С другой стороны, в Европе сейчас сильна исламофобия, которая все чаще приводит к дискриминации и разного рода запретам - носить чадру, строить мечети.

Я за то, чтобы никто никому не навязывал свою точку зрения. Носить чадру или нет - это выбор каждой отдельной женщины. И не надо лишать ее этого выбора, потому что тогда никакой демократии точно не будет. Это вообще не та проблема, которой должно заниматься правительство.

Во многом исламофобия вызвана тем, что Запад не знает, что делать с последствиями своей колониальной политики, вызвавшей волну иммиграции из бедных стран. Люди растеряны, и ксенофобия становится самым эффективным средством защиты. Запад сам с собой не может разобраться, и это не имеет никакого отношения к реальной идентичности мусульман.
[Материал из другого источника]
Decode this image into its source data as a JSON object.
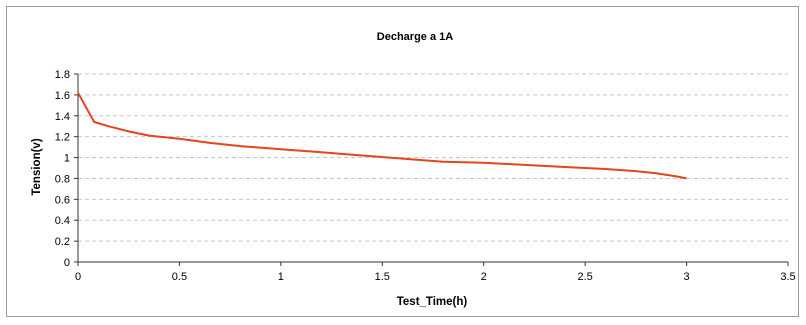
{
  "chart_data": {
    "type": "line",
    "title": "Decharge a 1A",
    "xlabel": "Test_Time(h)",
    "ylabel": "Tension(v)",
    "xlim": [
      0,
      3.5
    ],
    "ylim": [
      0,
      1.8
    ],
    "xticks": [
      "0",
      "0.5",
      "1",
      "1.5",
      "2",
      "2.5",
      "3",
      "3.5"
    ],
    "yticks": [
      "0",
      "0.2",
      "0.4",
      "0.6",
      "0.8",
      "1",
      "1.2",
      "1.4",
      "1.6",
      "1.8"
    ],
    "grid": "horizontal dashed",
    "legend": "none",
    "line_color": "#e8431a",
    "series": [
      {
        "x": [
          0,
          0.08,
          0.15,
          0.25,
          0.35,
          0.5,
          0.65,
          0.8,
          1.0,
          1.2,
          1.4,
          1.6,
          1.8,
          2.0,
          2.2,
          2.4,
          2.6,
          2.75,
          2.85,
          2.95,
          3.0
        ],
        "y": [
          1.62,
          1.34,
          1.3,
          1.25,
          1.21,
          1.18,
          1.14,
          1.11,
          1.08,
          1.05,
          1.02,
          0.99,
          0.96,
          0.95,
          0.93,
          0.91,
          0.89,
          0.87,
          0.85,
          0.82,
          0.8
        ]
      }
    ]
  }
}
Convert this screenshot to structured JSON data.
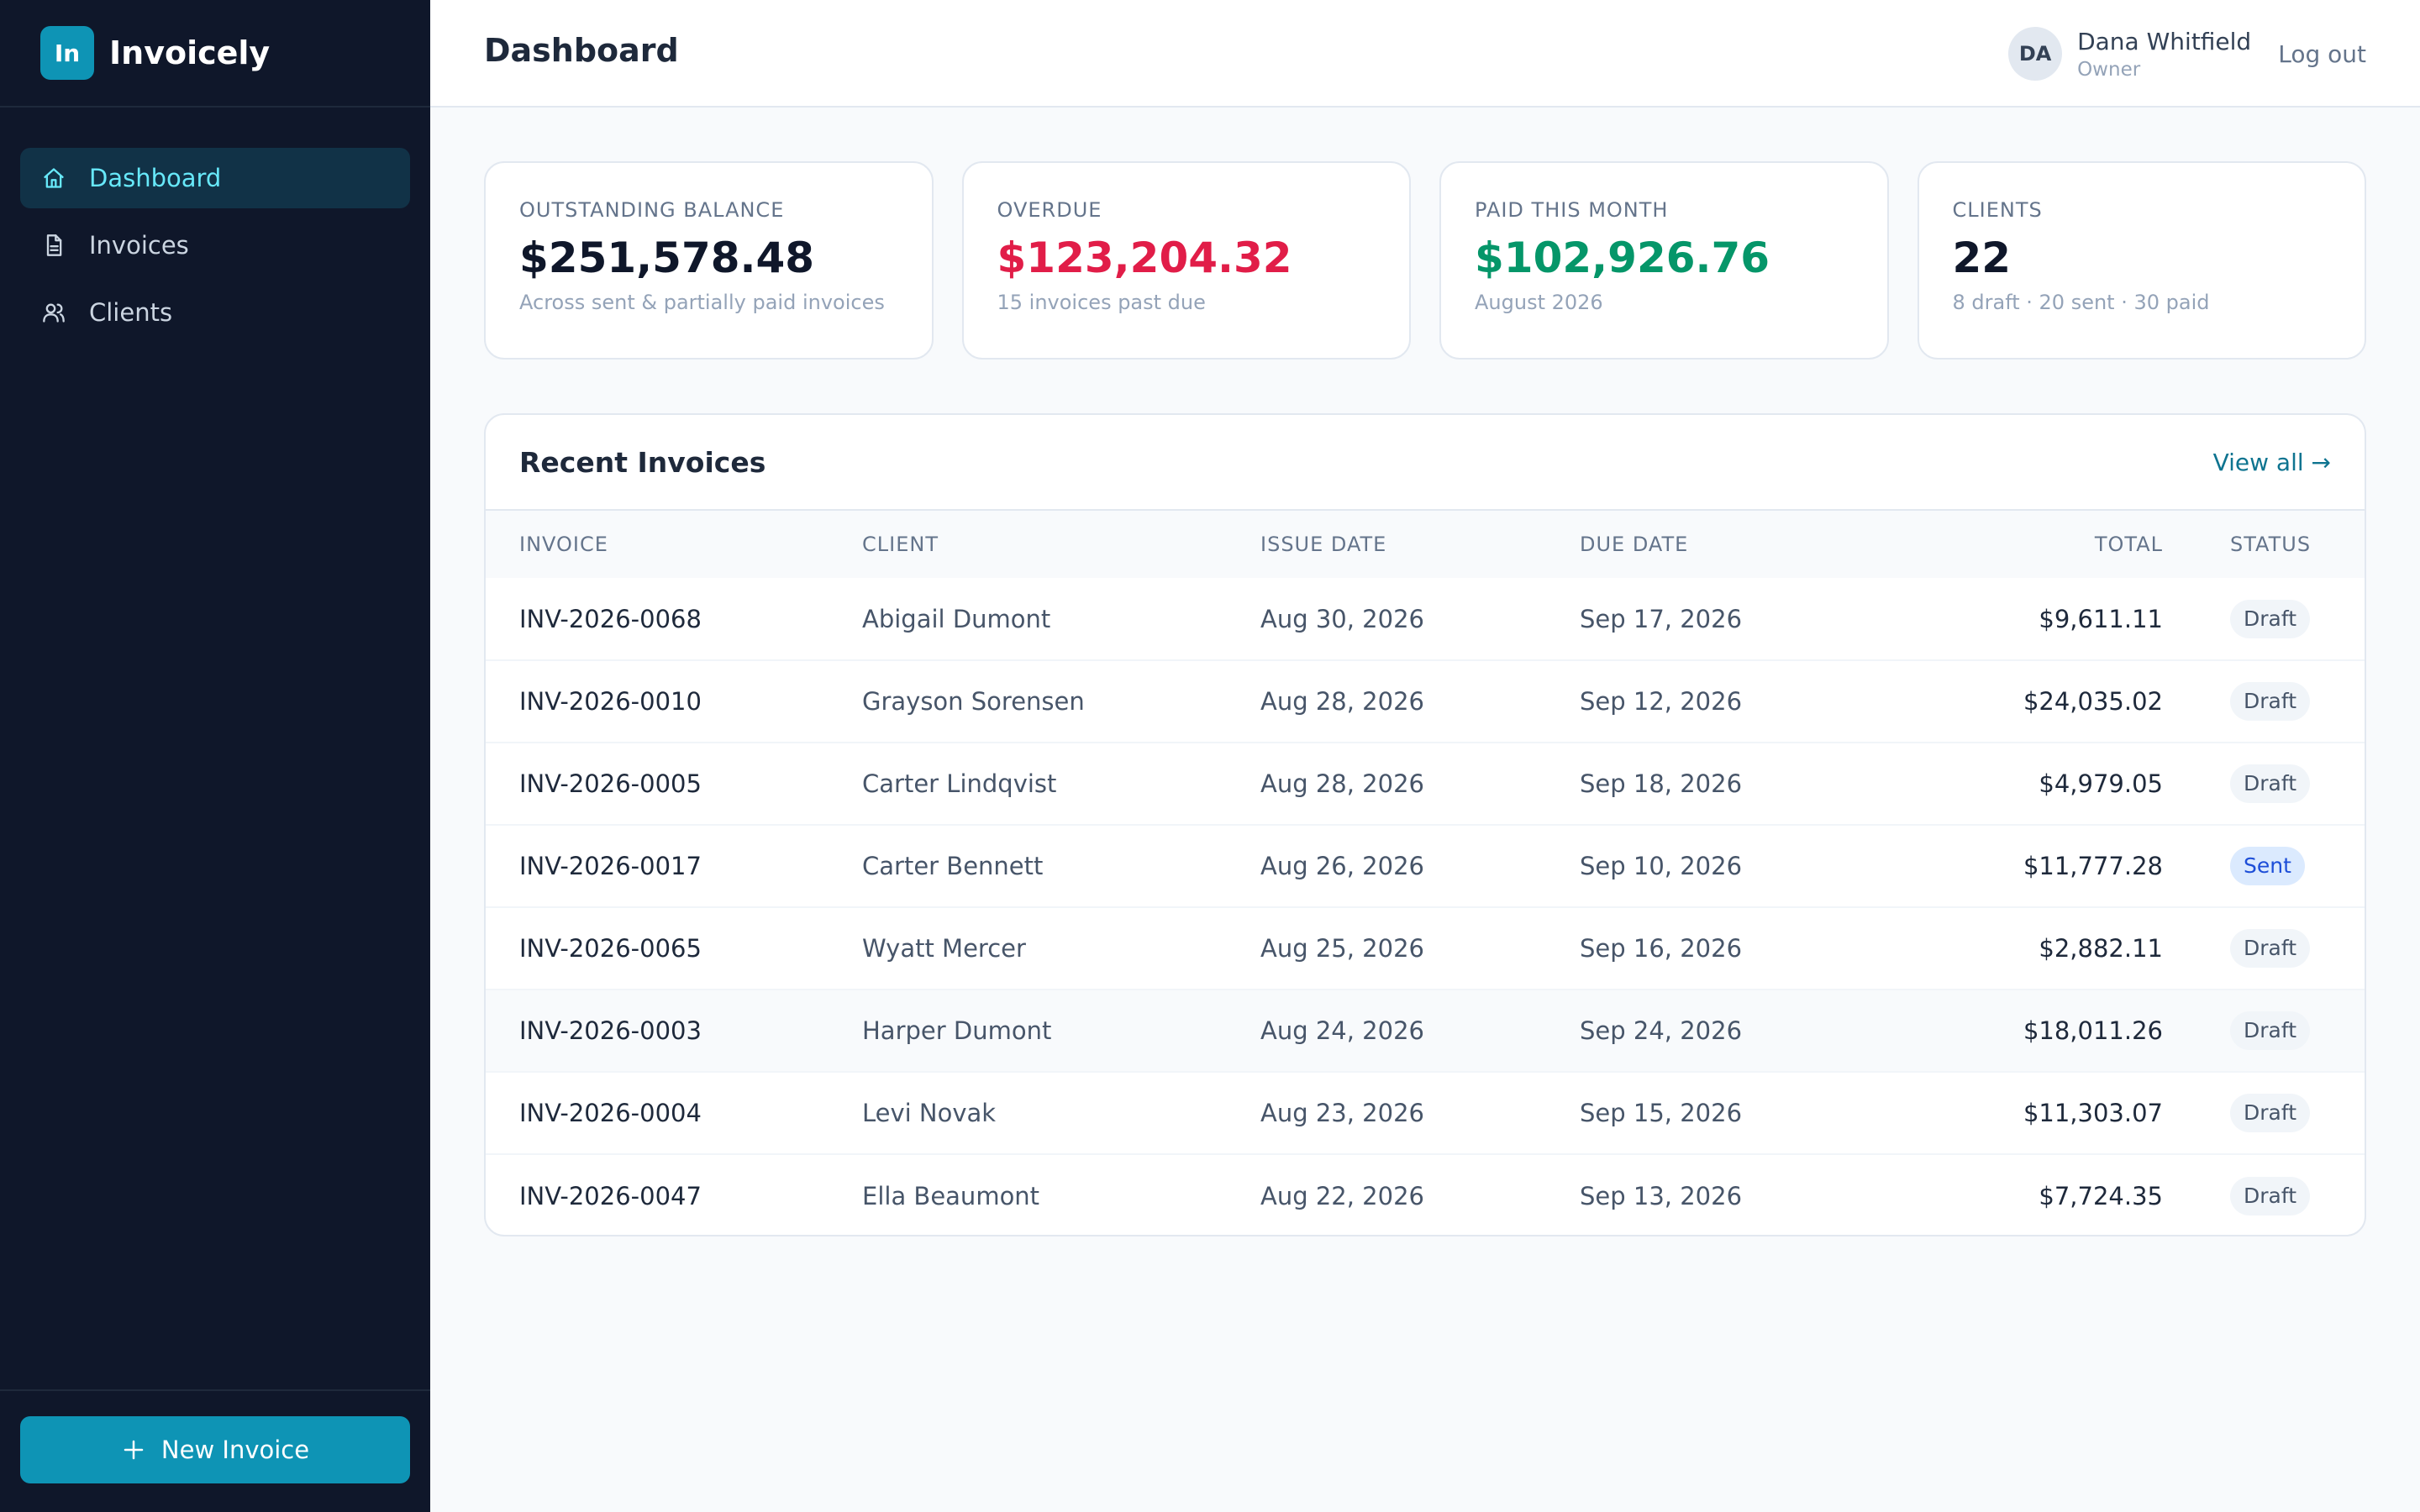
{
  "brand": {
    "logo": "In",
    "name": "Invoicely"
  },
  "nav": {
    "items": [
      {
        "label": "Dashboard",
        "icon": "home-icon",
        "active": true
      },
      {
        "label": "Invoices",
        "icon": "document-icon",
        "active": false
      },
      {
        "label": "Clients",
        "icon": "users-icon",
        "active": false
      }
    ],
    "new_invoice_label": "New Invoice"
  },
  "header": {
    "title": "Dashboard",
    "user": {
      "initials": "DA",
      "name": "Dana Whitfield",
      "role": "Owner"
    },
    "logout_label": "Log out"
  },
  "stats": [
    {
      "label": "OUTSTANDING BALANCE",
      "value": "$251,578.48",
      "sub": "Across sent & partially paid invoices",
      "color": "#0f172a"
    },
    {
      "label": "OVERDUE",
      "value": "$123,204.32",
      "sub": "15 invoices past due",
      "color": "#e11d48"
    },
    {
      "label": "PAID THIS MONTH",
      "value": "$102,926.76",
      "sub": "August 2026",
      "color": "#059669"
    },
    {
      "label": "CLIENTS",
      "value": "22",
      "sub": "8 draft · 20 sent · 30 paid",
      "color": "#0f172a"
    }
  ],
  "recent": {
    "title": "Recent Invoices",
    "view_all_label": "View all →",
    "columns": [
      "INVOICE",
      "CLIENT",
      "ISSUE DATE",
      "DUE DATE",
      "TOTAL",
      "STATUS"
    ],
    "rows": [
      {
        "invoice": "INV-2026-0068",
        "client": "Abigail Dumont",
        "issue": "Aug 30, 2026",
        "due": "Sep 17, 2026",
        "total": "$9,611.11",
        "status": "Draft"
      },
      {
        "invoice": "INV-2026-0010",
        "client": "Grayson Sorensen",
        "issue": "Aug 28, 2026",
        "due": "Sep 12, 2026",
        "total": "$24,035.02",
        "status": "Draft"
      },
      {
        "invoice": "INV-2026-0005",
        "client": "Carter Lindqvist",
        "issue": "Aug 28, 2026",
        "due": "Sep 18, 2026",
        "total": "$4,979.05",
        "status": "Draft"
      },
      {
        "invoice": "INV-2026-0017",
        "client": "Carter Bennett",
        "issue": "Aug 26, 2026",
        "due": "Sep 10, 2026",
        "total": "$11,777.28",
        "status": "Sent"
      },
      {
        "invoice": "INV-2026-0065",
        "client": "Wyatt Mercer",
        "issue": "Aug 25, 2026",
        "due": "Sep 16, 2026",
        "total": "$2,882.11",
        "status": "Draft"
      },
      {
        "invoice": "INV-2026-0003",
        "client": "Harper Dumont",
        "issue": "Aug 24, 2026",
        "due": "Sep 24, 2026",
        "total": "$18,011.26",
        "status": "Draft"
      },
      {
        "invoice": "INV-2026-0004",
        "client": "Levi Novak",
        "issue": "Aug 23, 2026",
        "due": "Sep 15, 2026",
        "total": "$11,303.07",
        "status": "Draft"
      },
      {
        "invoice": "INV-2026-0047",
        "client": "Ella Beaumont",
        "issue": "Aug 22, 2026",
        "due": "Sep 13, 2026",
        "total": "$7,724.35",
        "status": "Draft"
      }
    ]
  }
}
В западном сознании ислам сейчас занял место коммунизма: раньше все боялись коммунистов, теперь - мусульман. Предубеждение сформировалось, и оно заставляет мусульман быть еще более традиционными. Да, исламский экстремизм существует, и это страшно, но с ним начинают ассоциировать чуть ли не все мусульманское население. А раз есть стереотип, что каждый мусульманин - потенциальный террорист, то к нему и относятся

соответственно. Было немало случаев, когда мусульман привозили в Европу на заработки, а потом выбрасывали на помойку. Впрочем, в основе таких конфликтов обыкновенные отношения господина и раба - в богатых мусульманских странах происходит то же самое. Шоджа сделал документальный фильм о том, как в Дубае относятся к чернорабочим и строителям из Индии - это что-то чудовищное, абсолютно антигуманное.

То есть в конечном счете все опять упирается в деньги. А деньги сегодня - это по-прежнему нефть, из-за которой 57 лет назад свергли вашего премьер-министра и из-за которой совсем недавно американцы вторглись в Ирак.

Да, и наша нефть сейчас опять принадлежит правительству, а не людям. Все это упирается в глобализм - вернее, в глобалистскую аристократию, которая навязывает всем одни и те же ценности. Это как люди из Саудовской Аравии, которые занимаются шопингом в Париже и пьют кофе в Белом доме. И весь этот высокий капитализм уже не имеет отношения ни к национальности, ни к вероисповеданию. Я считаю, что главная проблема Ближнего Востока, из которой родились и все остальные его проблемы, - это огромная пропасть между богатыми и бедными, отсутствие диалога между ними. И как следствие - отсутствие среднего класса.